日露戦争の明治政府は帝政ロシアの意図を読み違えて開戦を決意するとアメリカを仲介者に選び、セオドア・ルーズベルト大統領とハーバード大学で学友だった金子堅太郎を派遣して説得に当たらせた。一方、対米英戦争では支那事変だけで人員や資源を統制する国家総動員法を制定するほど国力を消耗していながら「ナチス・ドイツがヨーロッパで勝てば日本もアジアで」と言う妄想的観測にすがって停戦は考えておらず、劣勢に陥ってようやくナチス・ドイツと戦っているソビエト連邦に仲介を期待する馬鹿さ加減を晒け出した。その点、双木外務大臣には山口県人でも満洲軍総参謀長として戦争を指導しながら常に引き際=落とし所を考え続けていた児玉源太郎大将の見識が備わっているようだ。同じ山口県人でも前年にイギリスと開戦していたナチス・ドイツやファシズム・イタリアと3国同盟を結んで日本を敵対関係に引き込んだ松岡洋右外務大臣とは次元が違う。

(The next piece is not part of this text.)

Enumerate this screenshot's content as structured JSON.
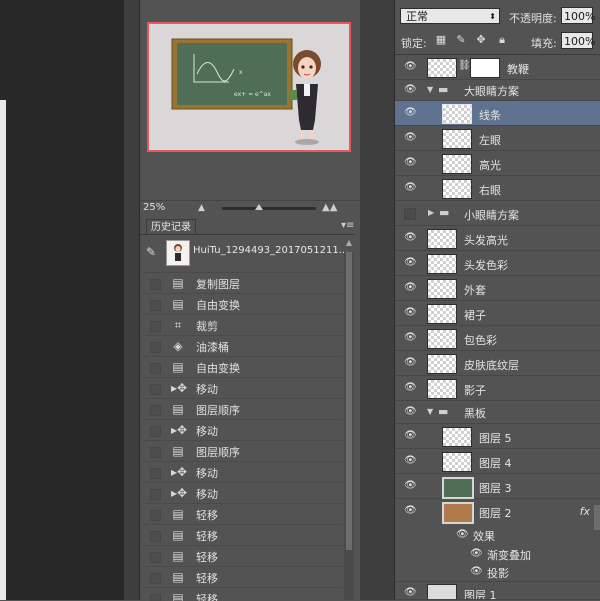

「遅くなりました。丁度、総理と官房長官、外務大臣に渡したい情報が入りまして・・・」10分遅れで釜田防衛大臣が到着した。市ヶ谷の防衛省から首相官邸までは5キロ弱あるがそれ以上に時間を要している。その言い訳なのか釜田防衛大臣は大型コンピューターのキーボードの横の台で金属製のアタッシュ・ケースを開くと3人に上下左右の片側の隅に「極秘」の赤いゴム印を押したB4判の茶封筒を配った。
「これは空自のグローバル・ホークが撮影した樺太と国後のロシア軍基地の写真です」「三沢から飛ばしたんですか」「国後はそのようだ。樺太は千歳からと聞いている」茶封筒を渡されなかった専門官は石田首相の脇から覗き込んで質問した。どうやら秘密文書を渡されなかった者は情報に関与できないと言う常識を知らないようだ。答えた釜田防衛大臣も同様だ。
「樺太では通常の大型旅客フェリーに戦車や軍用車両を積んでいます。一方、国後では輸送ヘリが集結している。これは・・・」「新潟と同時に北海道にも侵攻してくるんだな」ここで立野官房長官と双木外務大臣が声を揃えたが石田首相は反応せず、代わりに専門官が唱和した。さらに数十分後、嘉手納基地から発進したUー2偵察機が撮影した中国海軍の作戦準備の情報が在日アメリカ軍司令部から届き、窮地は隙間がなくなるまで押しつけられた。